Stem cells have reversed the equivalent of type 1 diabetes in genetically modified mice. Using skin cells as a starting point, researchers formed pancreas precursor cells that produced insulin when injected into mice.
The study provides a proof of principle that, if applied successfully to humans, could one day result in a cure for the disease.
Type 1 diabetes is caused by an insufficient amount of insulin being produced by beta-cells in the pancreas, which results in dangerously high amounts of glucose in the blood. Stem cell research into the condition has previously focused on producing healthy beta-cells, but these attempts 'have not been entirely successful', explained Dr Sheng Ding, whose team conducted the research. 'So we took a somewhat different approach'.

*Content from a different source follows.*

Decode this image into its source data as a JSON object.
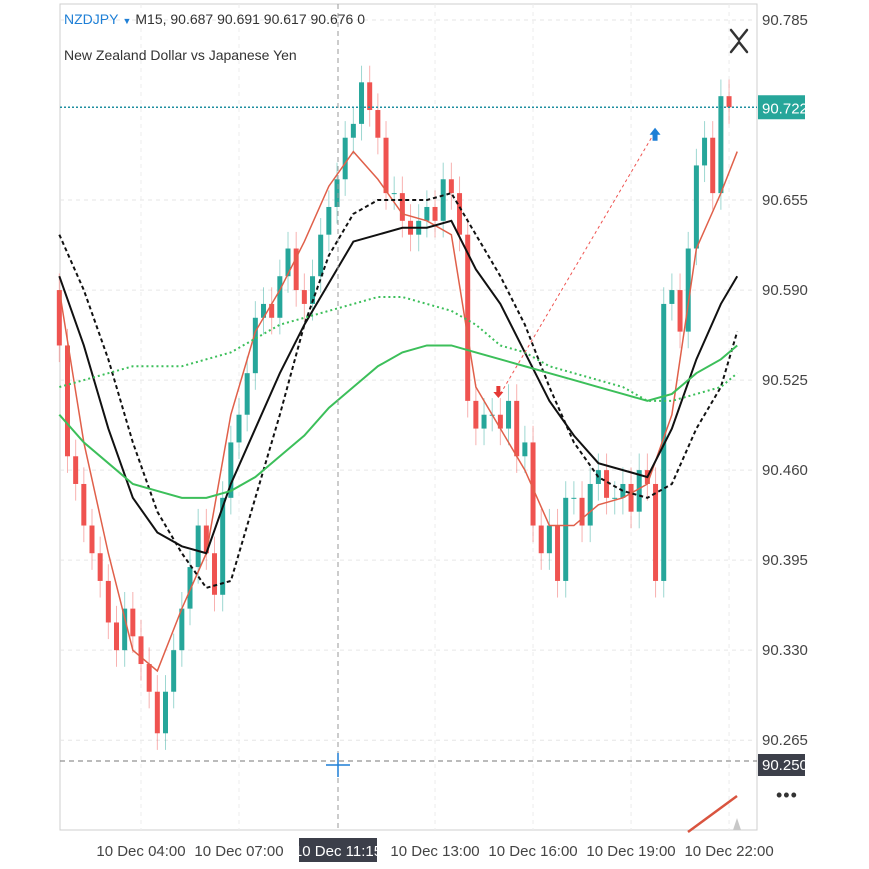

The researchers, who are based at the Gladstone Institutes, USA, targeted an earlier aspect of the beta-cells' development than had been attempted before. Using a 'chemical cocktail', they adapted skin cells collected from laboratory mice into endoderm cells, the cells which eventually mature into the body's major organs, including the pancreas. 'We then transformed these endoderm-like cells into cells that mimicked early pancreas-like cells', said Dr Ke Li, the paper's lead author.

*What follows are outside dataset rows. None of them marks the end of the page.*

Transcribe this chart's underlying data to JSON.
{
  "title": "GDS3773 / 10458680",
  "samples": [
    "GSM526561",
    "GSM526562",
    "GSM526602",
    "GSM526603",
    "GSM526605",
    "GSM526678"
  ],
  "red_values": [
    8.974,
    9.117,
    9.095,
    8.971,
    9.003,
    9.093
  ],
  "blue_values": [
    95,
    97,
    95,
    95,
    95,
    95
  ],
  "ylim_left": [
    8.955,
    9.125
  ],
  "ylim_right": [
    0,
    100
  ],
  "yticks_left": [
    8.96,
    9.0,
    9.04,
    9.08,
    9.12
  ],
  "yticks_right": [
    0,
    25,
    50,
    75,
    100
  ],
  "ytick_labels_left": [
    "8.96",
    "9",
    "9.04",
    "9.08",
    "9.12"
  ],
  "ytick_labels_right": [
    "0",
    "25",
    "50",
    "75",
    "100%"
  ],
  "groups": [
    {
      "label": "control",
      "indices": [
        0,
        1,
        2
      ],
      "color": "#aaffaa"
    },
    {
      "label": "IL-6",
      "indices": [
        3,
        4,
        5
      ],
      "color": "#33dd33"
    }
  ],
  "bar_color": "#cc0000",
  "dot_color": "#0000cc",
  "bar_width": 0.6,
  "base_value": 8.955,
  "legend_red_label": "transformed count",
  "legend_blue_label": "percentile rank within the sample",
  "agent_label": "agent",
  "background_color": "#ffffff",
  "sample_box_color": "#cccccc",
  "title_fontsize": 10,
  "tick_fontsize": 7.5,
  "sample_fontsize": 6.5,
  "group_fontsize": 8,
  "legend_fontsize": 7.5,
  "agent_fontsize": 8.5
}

These pancreas-like cells in turn matured into cells similar to beta-cells that were capable of producing insulin. Following this positive result, the new cells were transplanted into mice genetically modified to have high glucose levels - a key indicator of type 1 diabetes.
'Importantly, just one week post-transplant, the animals' glucose levels started to decrease, gradually approaching normal levels,' said Dr Li. Critically, when the cells were removed, glucose levels in the animals shot up, demonstrating a direct link between the transplantation of the pancreas-like cells and reduced blood glucose levels.

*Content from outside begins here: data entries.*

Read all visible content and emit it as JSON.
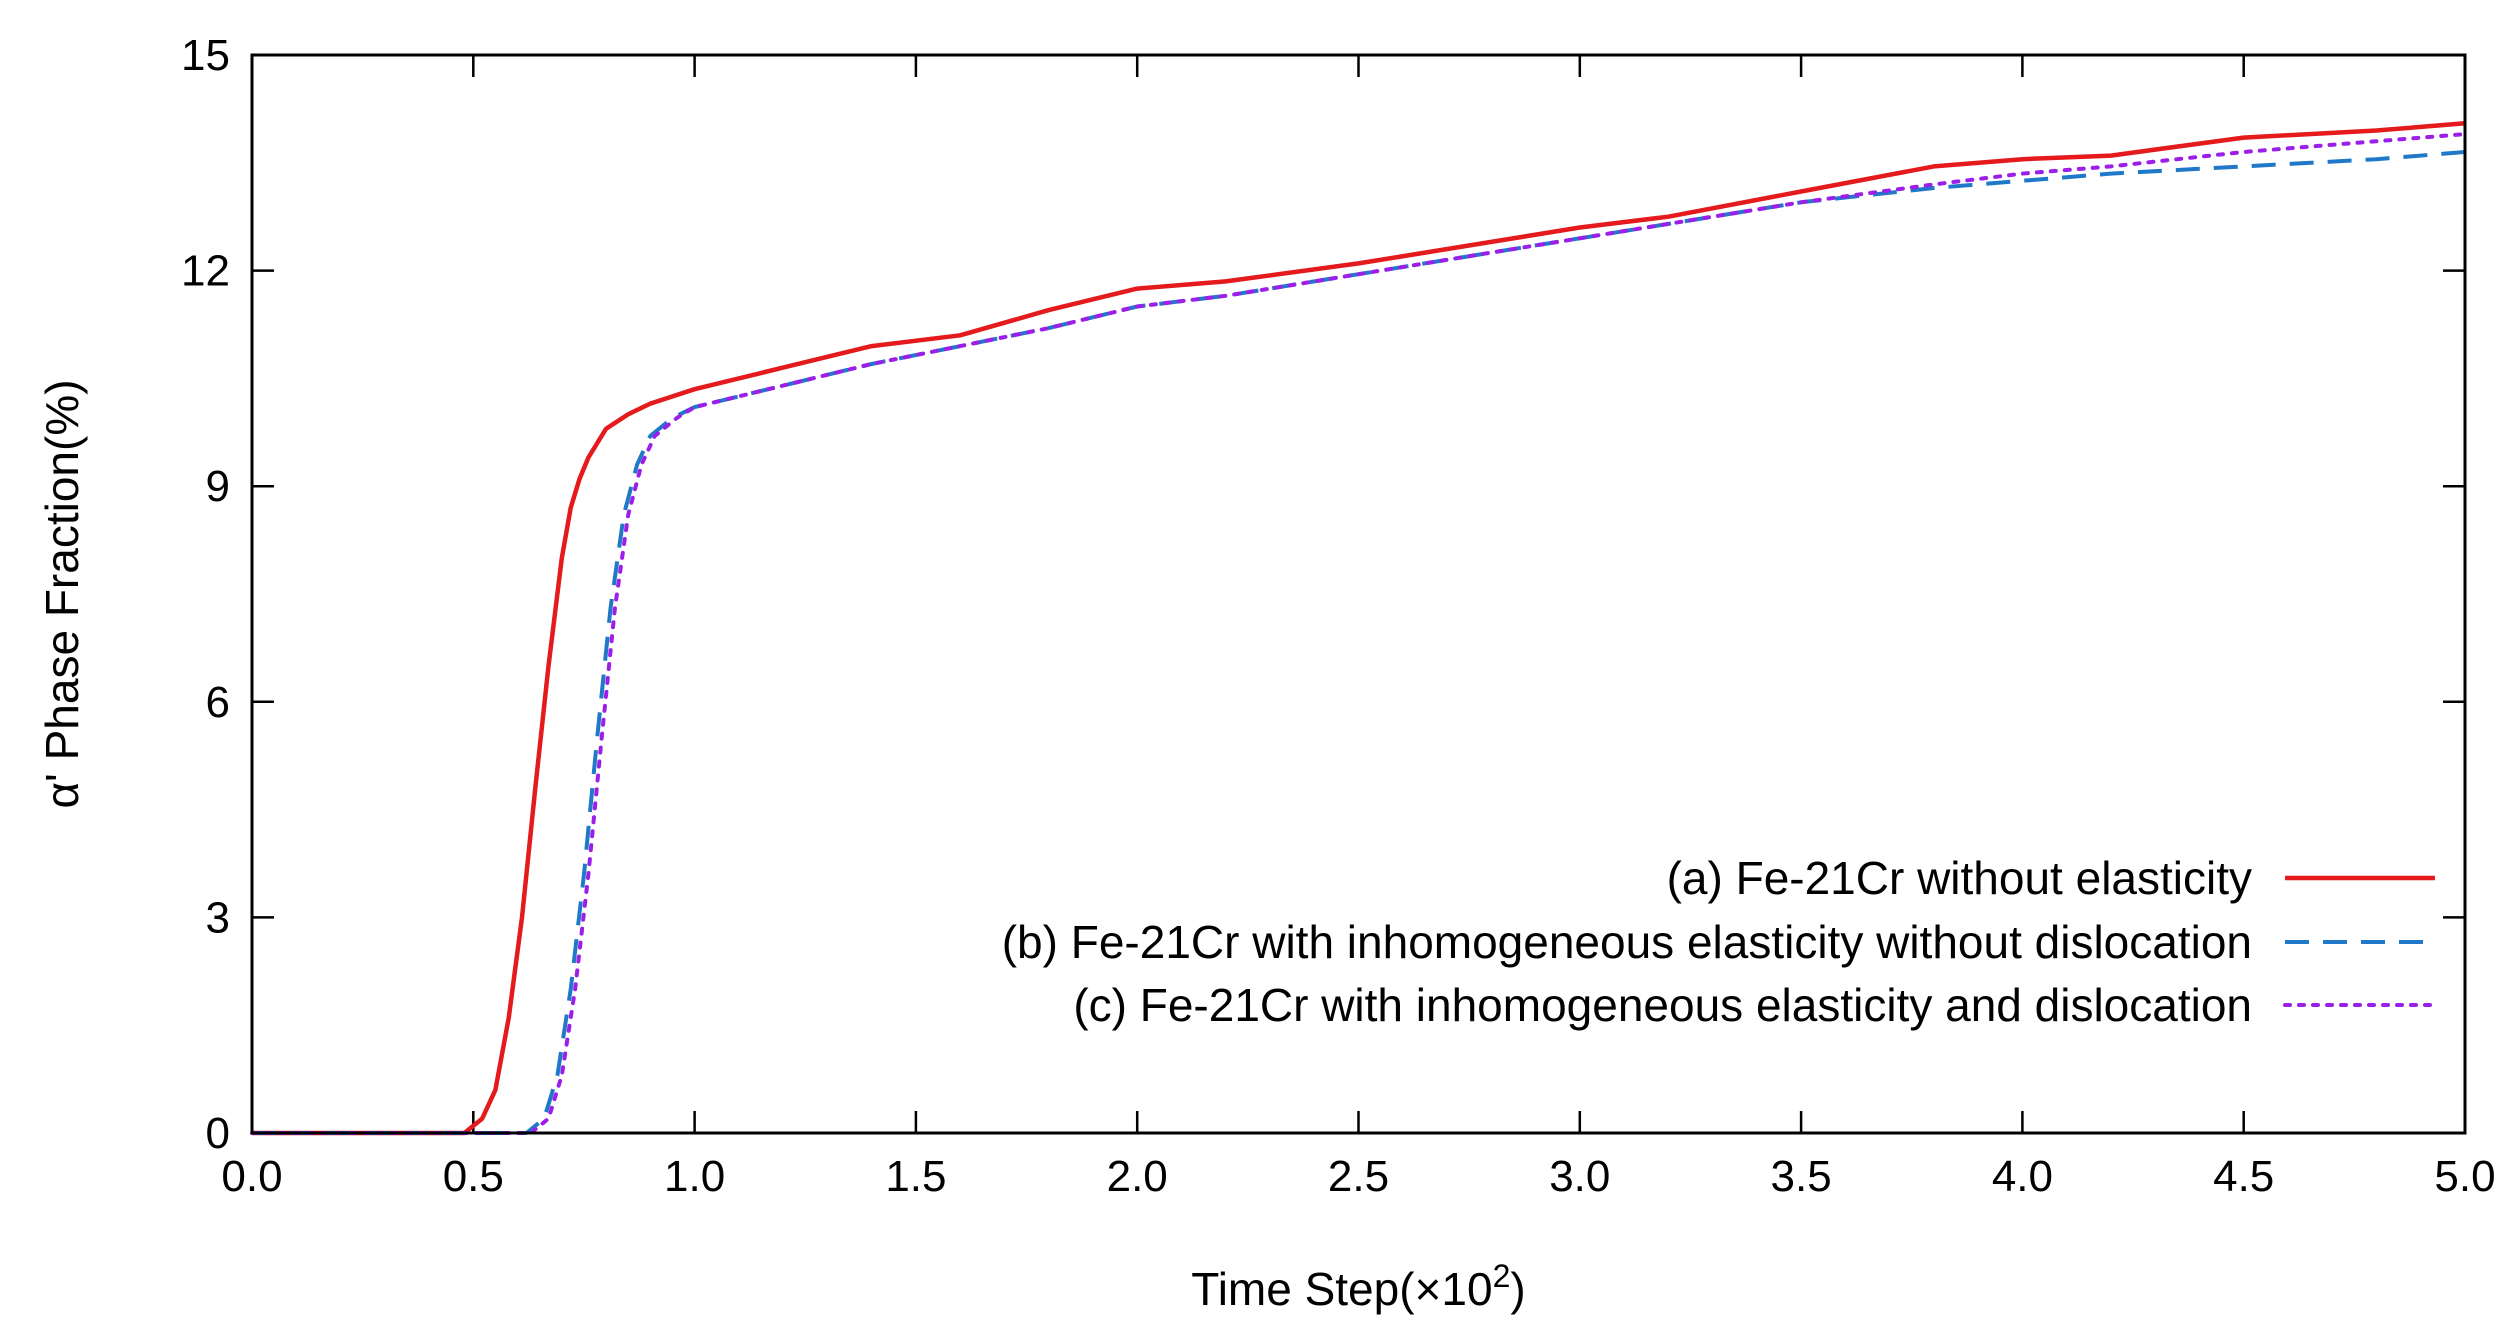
{
  "chart_data": {
    "type": "line",
    "title": "",
    "xlabel": "Time Step(×10",
    "xlabel_superscript": "2",
    "xlabel_suffix": ")",
    "ylabel": "α' Phase Fraction(%)",
    "xlim": [
      0.0,
      5.0
    ],
    "ylim": [
      0,
      15
    ],
    "xticks": [
      "0.0",
      "0.5",
      "1.0",
      "1.5",
      "2.0",
      "2.5",
      "3.0",
      "3.5",
      "4.0",
      "4.5",
      "5.0"
    ],
    "yticks": [
      "0",
      "3",
      "6",
      "9",
      "12",
      "15"
    ],
    "legend_position": "bottom-right",
    "series": [
      {
        "name": "(a) Fe-21Cr without elasticity",
        "color": "#e41a1c",
        "style": "solid",
        "x": [
          0.0,
          0.48,
          0.52,
          0.55,
          0.58,
          0.61,
          0.64,
          0.67,
          0.7,
          0.72,
          0.74,
          0.76,
          0.8,
          0.85,
          0.9,
          1.0,
          1.2,
          1.4,
          1.6,
          1.8,
          2.0,
          2.2,
          2.5,
          2.8,
          3.0,
          3.2,
          3.5,
          3.8,
          4.0,
          4.2,
          4.5,
          4.8,
          5.0
        ],
        "y": [
          0.0,
          0.0,
          0.2,
          0.6,
          1.6,
          3.0,
          4.8,
          6.5,
          8.0,
          8.7,
          9.1,
          9.4,
          9.8,
          10.0,
          10.15,
          10.35,
          10.65,
          10.95,
          11.1,
          11.45,
          11.75,
          11.85,
          12.1,
          12.4,
          12.6,
          12.75,
          13.1,
          13.45,
          13.55,
          13.6,
          13.85,
          13.95,
          14.05
        ]
      },
      {
        "name": "(b) Fe-21Cr with inhomogeneous elasticity without dislocation",
        "color": "#1f78c8",
        "style": "dashed",
        "x": [
          0.0,
          0.62,
          0.66,
          0.69,
          0.72,
          0.75,
          0.78,
          0.81,
          0.84,
          0.87,
          0.9,
          0.95,
          1.0,
          1.2,
          1.4,
          1.6,
          1.8,
          2.0,
          2.2,
          2.5,
          2.8,
          3.0,
          3.2,
          3.5,
          3.8,
          4.0,
          4.2,
          4.5,
          4.8,
          5.0
        ],
        "y": [
          0.0,
          0.0,
          0.2,
          0.8,
          2.0,
          3.6,
          5.5,
          7.3,
          8.6,
          9.3,
          9.7,
          9.95,
          10.1,
          10.4,
          10.7,
          10.95,
          11.2,
          11.5,
          11.65,
          11.95,
          12.25,
          12.45,
          12.65,
          12.95,
          13.15,
          13.25,
          13.35,
          13.45,
          13.55,
          13.65
        ]
      },
      {
        "name": "(c) Fe-21Cr with inhomogeneous elasticity and dislocation",
        "color": "#9b1fe8",
        "style": "dotted",
        "x": [
          0.0,
          0.63,
          0.67,
          0.7,
          0.73,
          0.76,
          0.79,
          0.82,
          0.85,
          0.88,
          0.91,
          0.96,
          1.0,
          1.2,
          1.4,
          1.6,
          1.8,
          2.0,
          2.2,
          2.5,
          2.8,
          3.0,
          3.2,
          3.5,
          3.8,
          4.0,
          4.2,
          4.5,
          4.8,
          5.0
        ],
        "y": [
          0.0,
          0.0,
          0.2,
          0.8,
          2.0,
          3.6,
          5.5,
          7.3,
          8.6,
          9.3,
          9.7,
          9.95,
          10.1,
          10.4,
          10.7,
          10.95,
          11.2,
          11.5,
          11.65,
          11.95,
          12.25,
          12.45,
          12.65,
          12.95,
          13.2,
          13.35,
          13.45,
          13.65,
          13.8,
          13.9
        ]
      }
    ]
  }
}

Eight weeks later, the pancreas-like cells had developed into functional beta-cells that produced insulin.
'I am particularly excited about the prospect of translating these findings to the human system', said Dr Matthias Hebrok, another of the study's authors. 'Most immediately, this technology in human cells could significantly advance our understanding of how inherent defects in beta-cells result in diabetes, bringing us notably closer to a much-needed cure'.
The findings were published in the journal Cell Stem Cell.